In this more calm state, the Hayworth supporters I chatted with weren’t angry with McCain, just fed up with him. They had McCain fatigue. A mustachioed Scottsdale man told me, “Why doesn’t he just retire? He’s 74. He should move to Sedona.” Only the matter of “amnesty” got the blood boiling a bit.
National politics were hardly discussed last night. Though Arizona has been in the national political spotlight for several years – first McCain came close to the presidency, often basing his national campaign from Arizona, SB1070 passed earlier this year, and both the National Review and Harper’s Weekly have had lengthy recent articles just about Arizona politics – there was little sense of Hayworth being part of a larger, national struggle. President Obama and socialism never came up in my brief conversations, but McCain and illegal immigration came up constantly. When I mentioned to a J.D. supporter that CNN had a reporter at the McCain rally, he was surprised. When I asked some self-proclaimed tea partiers if they were upset that Hayworth had not been endorsed by Arizona’s tea party groups, they were hearing about the slight for the first time. Overall, the Hayworth fans I spoke to were not living for politics; politics just happened to be in their lives for the moment. (After a year of living in Washington D.C. this was, I must confess, a refreshing formulation.)
The party attendees were almost all old and white: septarians and sestarians in golf shirts and sandals. There was some local flavor, like cowboy boots and big belt buckles, but mostly the crowd was well-off suburbanites from Scottsdale and Sun City. It was, in other words, a portrait of the 2010 Republican Party.
But, to my surprise, there were a few Hispanic supporters of J.D. – about four, by my count.
Two of the Hispanic supporters, an older couple, were die-hard J.D. fans. They had actively supported Hayworth since 2007 and had been active in tea party politics since 2008, when the Tea Party Express first arrived in Phoenix. They started a group called the “Legal Hispanics Tea Party,” which they ran out of South Phoenix, the Valley of the Sun’s most Hispanic neighborhood.

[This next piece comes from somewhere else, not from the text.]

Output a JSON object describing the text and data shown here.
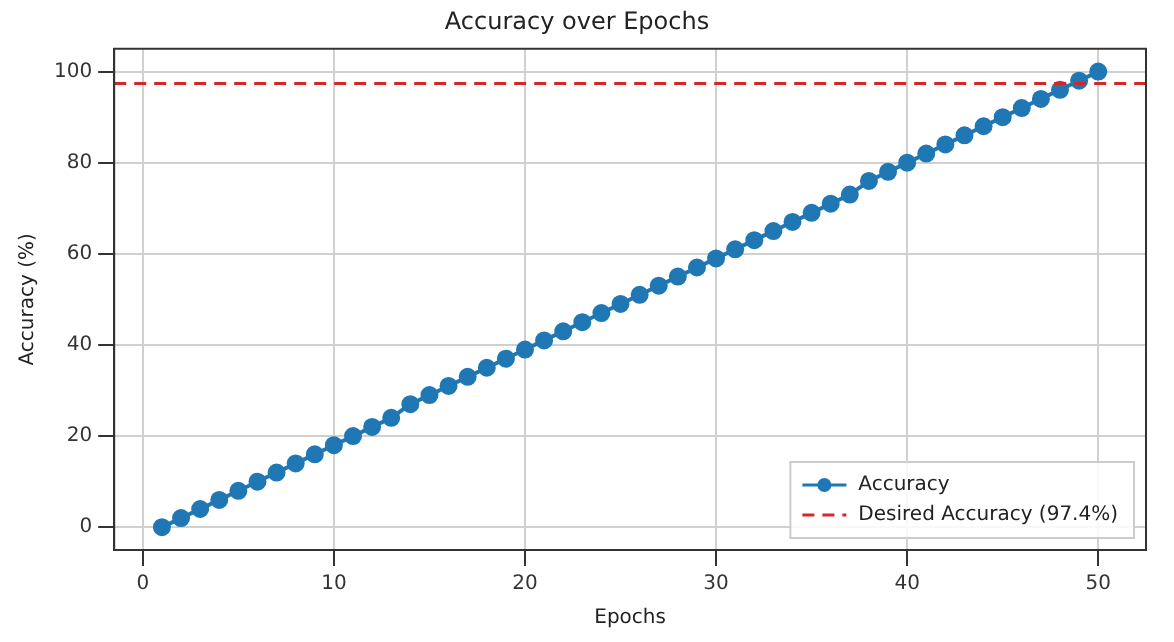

Since then, the couple had spent a lot of their time protesting a wide variety of things, including The Phoenix New Times weekly newspaper and Mayor Phil Gordon. The husband, the mastermind behind all their protests, had a long hippie-like ponytail, exemplifying David Brooks’ theory that the Tea Party and the protesters of the 1960s have a lot in common.
Last night, though, the latest American revolution was floundering; Hayworth had let it down. This year was conservatives’ best shot in decades to unseat McCain and send an unmistakable message of reform to the Washington elite. For most of 2010, the necessary momentum was there: indeed, several conservative insurgents won last night in local Arizona elections. Yet, J.D. Hayworth was trounced. By last night, it was painfully obvious that the man of the hour was not a good fit for the role of anti-Washington insurgent.
At the end of the evening, Hayworth came out for the first time, gave a short, generic speech calling for his supporters to stay involved in politics. Then Hayworth and supporters disappeared, walking back to the parking lot and into the night.